Question for the PC gangsters in here. My pops is looking for a new machine and I'm hoping if I could give you some ideas of what for you could helps us build one.

So, my dad is a list broker and deals with close to 50 million records. He runs his whole business off of XP machines and still uses a program called FoxPro that runs in DOS. The program was developed in the 80's and is still used by some people and government agencies. He's really good at writing code for that program and uses it to index and query messy data.

I've started to show him SQL and database programs like Supabase and he wants to learn the language and finally get off of FoxPro. I believe he wants to hose this project locally.

What type of PC would be best for someone who deals with a lot of data. This data will be scrubbed, cleaned, index, parsed etc. Would it be different than a gaming machine?
The only meaningful differences in terms of the hardware you pursue is they tend to prize CPUs with the higher core counts, and often a higher volume of RAM. GPUs are rarely leveraged for this stuff, although maybe that's changing with the A.I. rush, you'd have to check to see if whatever new SQL stuff he is using leverages that.

These days this amounts to practically no difference. Because unlike years ago the 16-core CPUs now can achieve the same per-thread performance as the 8-core or lesser variants that gamers have historically prized. So while most gamers will opt for the 9800X3D, for example, they do so from a cost-benefit analysis; because the 9950X3D is much more expensive, but adds nothing, not because it is inferior for gaming. In years past, those 16-core CPUs would have been significantly worse in games (even when they had a mode to shut off half the cores).

It's possible he might even benefit from actual server CPUs. That is the Epyc line from AMD (Turin or Turin Dense are the current line), or the Xeon line from Intel (Xeon 6 is current). But those are very specialized, and usually if someone is compiling code, then they'll want the higher frequency CPUs from the more mainstream Zen 5 or Raptor Lake processors.

For RAM, you will want the fastest, but often they'll max out the motherboards if they work with large enough datasets it actually can fill up that many gigabytes.
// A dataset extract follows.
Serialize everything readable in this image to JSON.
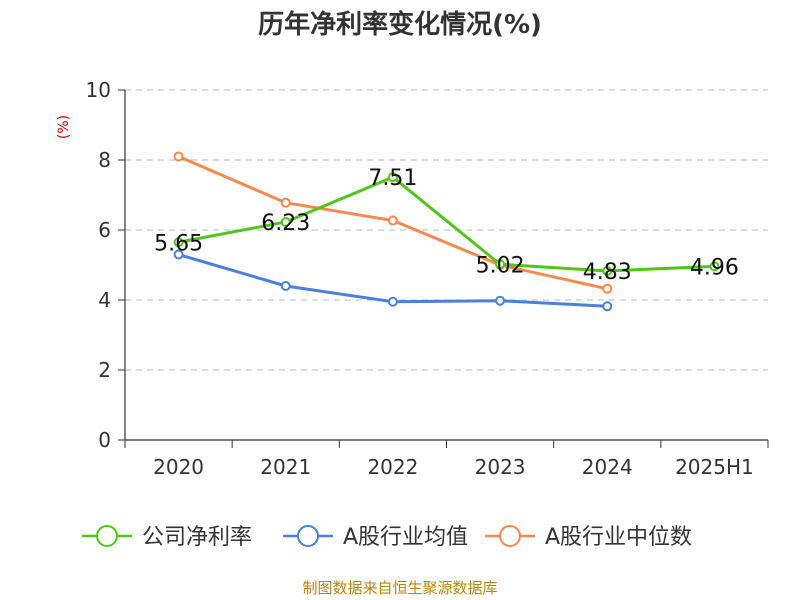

If he can leverage A.I. cores in the latest GPUs then he'll almost undoubtedly want an NVIDIA GPU, and probably them being newer will matter more to him than even gamers.
 
What type of PC would be best for someone who deals with a lot of data. This data will be scrubbed, cleaned, index, parsed etc. Would it be different than a gaming machine?
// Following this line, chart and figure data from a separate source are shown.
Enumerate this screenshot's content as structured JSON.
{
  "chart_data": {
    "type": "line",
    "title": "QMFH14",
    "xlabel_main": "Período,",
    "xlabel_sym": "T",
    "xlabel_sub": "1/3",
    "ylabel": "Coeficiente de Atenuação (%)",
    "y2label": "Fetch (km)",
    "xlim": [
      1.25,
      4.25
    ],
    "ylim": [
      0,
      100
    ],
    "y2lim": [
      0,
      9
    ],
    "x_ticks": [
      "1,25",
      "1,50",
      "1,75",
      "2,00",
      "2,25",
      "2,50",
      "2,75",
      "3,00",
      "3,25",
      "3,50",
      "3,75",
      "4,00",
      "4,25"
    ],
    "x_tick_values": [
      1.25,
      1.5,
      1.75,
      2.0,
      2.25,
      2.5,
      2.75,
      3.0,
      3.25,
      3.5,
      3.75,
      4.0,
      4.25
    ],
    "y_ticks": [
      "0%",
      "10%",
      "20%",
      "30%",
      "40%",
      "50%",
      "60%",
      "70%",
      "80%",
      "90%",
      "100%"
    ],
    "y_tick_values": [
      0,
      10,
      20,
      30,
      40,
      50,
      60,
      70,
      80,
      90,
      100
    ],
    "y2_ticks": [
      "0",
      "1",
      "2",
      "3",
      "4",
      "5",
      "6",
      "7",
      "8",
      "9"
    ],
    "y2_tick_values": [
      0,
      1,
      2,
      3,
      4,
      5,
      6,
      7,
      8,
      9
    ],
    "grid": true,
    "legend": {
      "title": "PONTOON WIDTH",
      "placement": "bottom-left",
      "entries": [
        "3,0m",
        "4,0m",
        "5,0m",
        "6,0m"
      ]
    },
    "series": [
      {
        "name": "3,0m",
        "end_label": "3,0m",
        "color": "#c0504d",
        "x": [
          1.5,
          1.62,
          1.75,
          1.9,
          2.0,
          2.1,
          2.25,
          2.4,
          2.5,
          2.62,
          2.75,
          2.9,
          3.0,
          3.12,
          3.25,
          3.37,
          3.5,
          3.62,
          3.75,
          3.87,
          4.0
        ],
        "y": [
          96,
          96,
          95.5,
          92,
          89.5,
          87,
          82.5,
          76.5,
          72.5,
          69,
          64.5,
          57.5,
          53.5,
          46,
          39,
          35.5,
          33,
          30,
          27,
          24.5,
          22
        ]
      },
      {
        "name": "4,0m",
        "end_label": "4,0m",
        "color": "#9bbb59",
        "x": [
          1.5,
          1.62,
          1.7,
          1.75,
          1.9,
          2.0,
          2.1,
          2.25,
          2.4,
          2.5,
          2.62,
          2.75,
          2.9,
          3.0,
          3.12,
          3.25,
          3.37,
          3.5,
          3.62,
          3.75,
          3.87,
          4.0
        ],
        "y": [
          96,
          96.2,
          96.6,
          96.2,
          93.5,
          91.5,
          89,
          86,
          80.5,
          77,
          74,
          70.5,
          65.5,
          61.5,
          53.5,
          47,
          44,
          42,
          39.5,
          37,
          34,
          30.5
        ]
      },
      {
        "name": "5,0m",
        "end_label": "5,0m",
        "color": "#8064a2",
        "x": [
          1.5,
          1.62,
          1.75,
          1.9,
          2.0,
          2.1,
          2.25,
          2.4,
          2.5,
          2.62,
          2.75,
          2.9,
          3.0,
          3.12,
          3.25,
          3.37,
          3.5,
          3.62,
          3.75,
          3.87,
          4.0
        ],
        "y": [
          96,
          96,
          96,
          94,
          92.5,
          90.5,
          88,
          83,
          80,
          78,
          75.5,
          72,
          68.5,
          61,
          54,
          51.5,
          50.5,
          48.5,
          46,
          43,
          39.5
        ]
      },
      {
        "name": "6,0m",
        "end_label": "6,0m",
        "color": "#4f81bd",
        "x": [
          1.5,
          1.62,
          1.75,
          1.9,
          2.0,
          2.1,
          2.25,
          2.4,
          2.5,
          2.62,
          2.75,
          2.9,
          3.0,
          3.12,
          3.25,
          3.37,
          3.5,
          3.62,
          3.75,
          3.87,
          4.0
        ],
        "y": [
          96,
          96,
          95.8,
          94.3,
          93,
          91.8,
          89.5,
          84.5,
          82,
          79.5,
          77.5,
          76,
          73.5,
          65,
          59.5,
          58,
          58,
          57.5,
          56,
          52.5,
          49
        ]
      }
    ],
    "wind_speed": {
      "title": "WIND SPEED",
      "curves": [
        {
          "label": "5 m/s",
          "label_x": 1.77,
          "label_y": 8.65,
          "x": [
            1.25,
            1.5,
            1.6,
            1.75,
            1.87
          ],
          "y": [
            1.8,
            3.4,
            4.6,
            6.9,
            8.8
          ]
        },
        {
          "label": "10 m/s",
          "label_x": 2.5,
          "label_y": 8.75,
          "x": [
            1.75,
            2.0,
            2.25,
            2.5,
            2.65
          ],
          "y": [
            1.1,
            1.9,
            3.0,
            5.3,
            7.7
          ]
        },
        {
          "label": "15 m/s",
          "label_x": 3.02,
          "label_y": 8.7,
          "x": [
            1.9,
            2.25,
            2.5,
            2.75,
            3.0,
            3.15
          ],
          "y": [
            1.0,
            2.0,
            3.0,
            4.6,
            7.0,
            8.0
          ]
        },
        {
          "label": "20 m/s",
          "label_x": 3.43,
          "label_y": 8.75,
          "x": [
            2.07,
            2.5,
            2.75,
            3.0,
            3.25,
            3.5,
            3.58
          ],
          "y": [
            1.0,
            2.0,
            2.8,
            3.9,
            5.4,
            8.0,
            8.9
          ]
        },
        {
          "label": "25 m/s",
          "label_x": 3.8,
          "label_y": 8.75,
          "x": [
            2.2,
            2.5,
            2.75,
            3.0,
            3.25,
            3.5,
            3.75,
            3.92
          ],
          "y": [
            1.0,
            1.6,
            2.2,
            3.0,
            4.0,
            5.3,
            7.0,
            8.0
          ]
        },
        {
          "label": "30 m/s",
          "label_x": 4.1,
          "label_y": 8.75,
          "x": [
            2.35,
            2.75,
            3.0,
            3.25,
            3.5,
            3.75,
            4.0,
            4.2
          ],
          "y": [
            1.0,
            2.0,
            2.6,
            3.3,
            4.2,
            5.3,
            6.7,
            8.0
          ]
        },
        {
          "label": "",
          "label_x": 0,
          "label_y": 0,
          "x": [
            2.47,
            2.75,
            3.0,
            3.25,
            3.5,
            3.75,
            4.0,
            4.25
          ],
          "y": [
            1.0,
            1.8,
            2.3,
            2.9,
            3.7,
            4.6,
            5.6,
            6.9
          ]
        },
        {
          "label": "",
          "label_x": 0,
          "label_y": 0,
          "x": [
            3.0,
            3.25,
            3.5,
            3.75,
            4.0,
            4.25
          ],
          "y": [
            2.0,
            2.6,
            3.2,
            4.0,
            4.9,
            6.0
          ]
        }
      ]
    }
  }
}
Since he's still running off a XP machine that means the data and queries are low. Going to SQL under the same work flow will create additional overhead but wont require server grade solutions for modernized hardware will overcome that.

So its a generic 8+ core CPU that isnt X3D with around 32 gigs of ram running off SSD's.

Your father likely knows this. But if he intends on eventually hosting the database it might be in conflict with his current ISP contract. They dont take kindly to consumers using consumer packages for enterprise solutions.
 
I would suggest an Aorus Elite B650 instead but I guess you may as well get an X870E if you're getting a 9800X3D and 5090.
Are you dead set on the Aorus Master 5090? You could save $200 buying another 5090.